My name is Caitlin Craigie and I am a Future Me graduate in Corporate Banking.
I joined ASB in February 2015, having previously studied law and science at Victoria University. Having been raised in Christchurch, becoming an Aucklander was a somewhat controversial life decision but having thoroughly enjoyed my first year here, I am confident that I made the correct call. One aspect of the graduate programme that has really stood out for me has been the focus on professional development, and so I would like to share my personal experiences.
Each year the graduates receive the profiles of ASB staff throughout the business that have volunteered to give their time to mentor a graduate. Having a mentor has given me the opportunity to learn more about other areas of the bank, to have my thinking challenged, to map out my short-term and long-term career ambitions, and ask candid questions with confidentiality assured. We are encouraged to seek out multiple mentors so that we can find the ones that we click with best.
One aspect of working in a large organisation that can be challenging is being able to keep track of all the names and faces. One incident that motivated me to seek advice on this issue was when a colleague in the elevator asked me to send him a copy of a report I had written, only for me to agree and then later realise typing “male, 40s, brown hair” into the Outlook recipients bar probably wasn’t going to find me his name! You can bank on the fact that a minor sleuth mission ensued to reveal his identity. My mentor was able to provide practical strategies for recalling names, suggested staff members with a strong networking record who might have additional tips, and informed me of tools that could be useful such as internal organisational charts.
The Shared Learning Project
In the first year of the programme, all Future Me graduates participate in a Shared Learning Project (SLP). We split into teams and seek to respond to a specific question/challenge raised by a stakeholder in the business. We are given three months to plan, research, suggest a solution and present this to the Executive Leadership Team (ELT).
In many regards the process is considered to be as important as the response. During my own project, I learnt so much about how the business operated as I interviewed around 20 people across the business about the current tools and projects they have that were relevant to our project’s aim. Upon reflection, my biggest takeaway was the power of collaborating rather than competing. Our response was far stronger when we moved away from proposing an entirely new initiative and instead proposed a strategy that incorporated many of the current initiatives.

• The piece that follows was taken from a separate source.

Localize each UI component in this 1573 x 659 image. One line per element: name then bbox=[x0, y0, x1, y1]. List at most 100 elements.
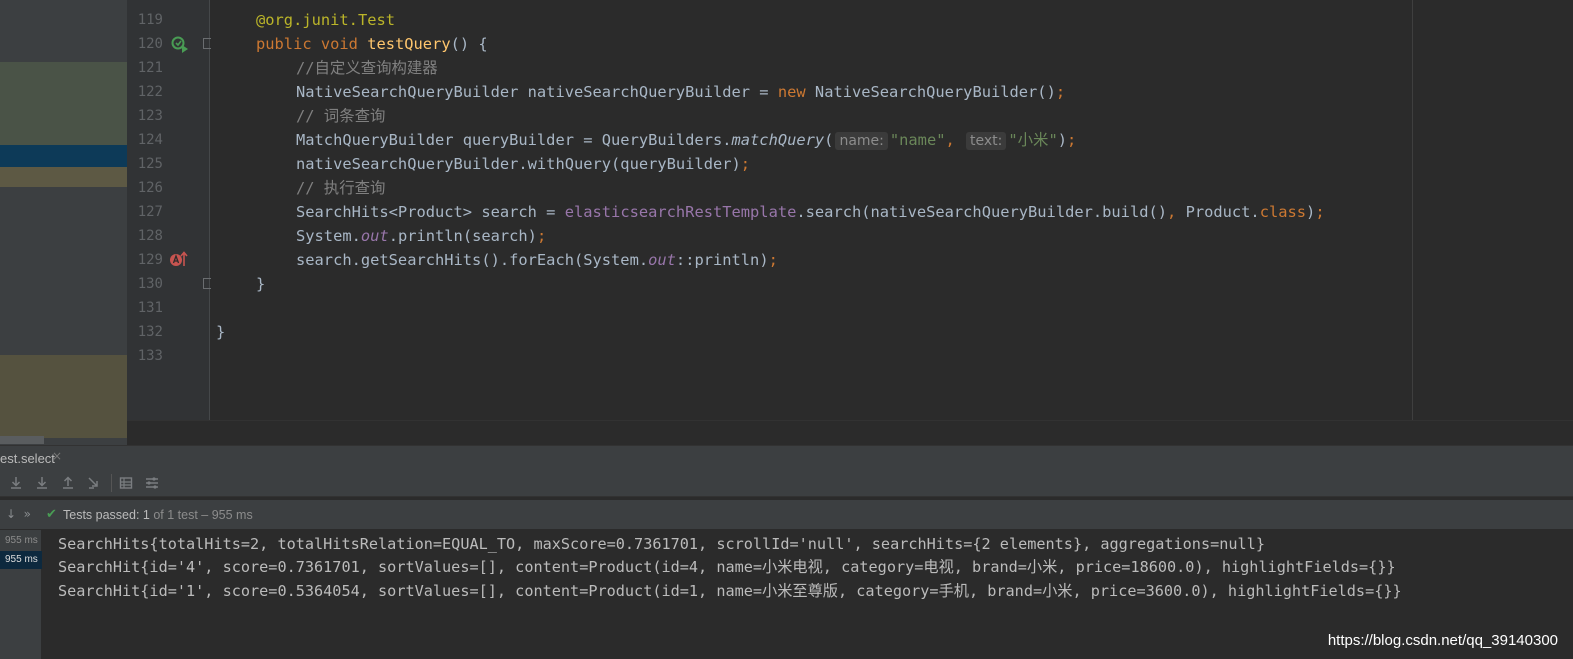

The SLP was also a great way to learn more about ourselves as individuals. The learnings ranged from the speed at which we prefer to make decisions to our tendency to veer towards big-picture thinking versus honing in on the details. As team leader, I had to learn to balance my own personal preferences with those of the wider team. For example, even though my natural approach is to discuss topics and make the associated decisions in quick succession, I needed to instead summarise the discussion and give the team longer to mull over the options.
Only through receiving feedback during our dry runs for our presentation did I learn of my tendencies to violently gesticulate (and the associated risk of literal eye contact) and talk rapidly enough to consider rapping as a fall-back career path. This reinforced the importance of extensive preparation and we were very pleased to receive positive feedback from the ELT in our final presentation.
Training and off-sites
Each Future Me graduate is provided with an introduction to the major systems used by ASB, as well as additional training following discussions with our managers. Having come from a non-commerce background, I was pleased with the targeted training ASB provided me to help remove the angst out of finance.
Every six months the graduates participate in full-day off-sites. The agenda of these off-sites can range from sharing our experiences, to mapping out our personalities, to soft skill training on topics such as running effective meetings.
I have really benefitted from these professional development processes, and they don’t even touch the surface of the opportunities we have at ASB. We’re continually given chances to grow and develop our skills; whether that’s through challenging rotations, attending industry conferences or even being challenged in our thinking as we discuss new ideas. Thanks to ASB and the Future Me community for making this all possible.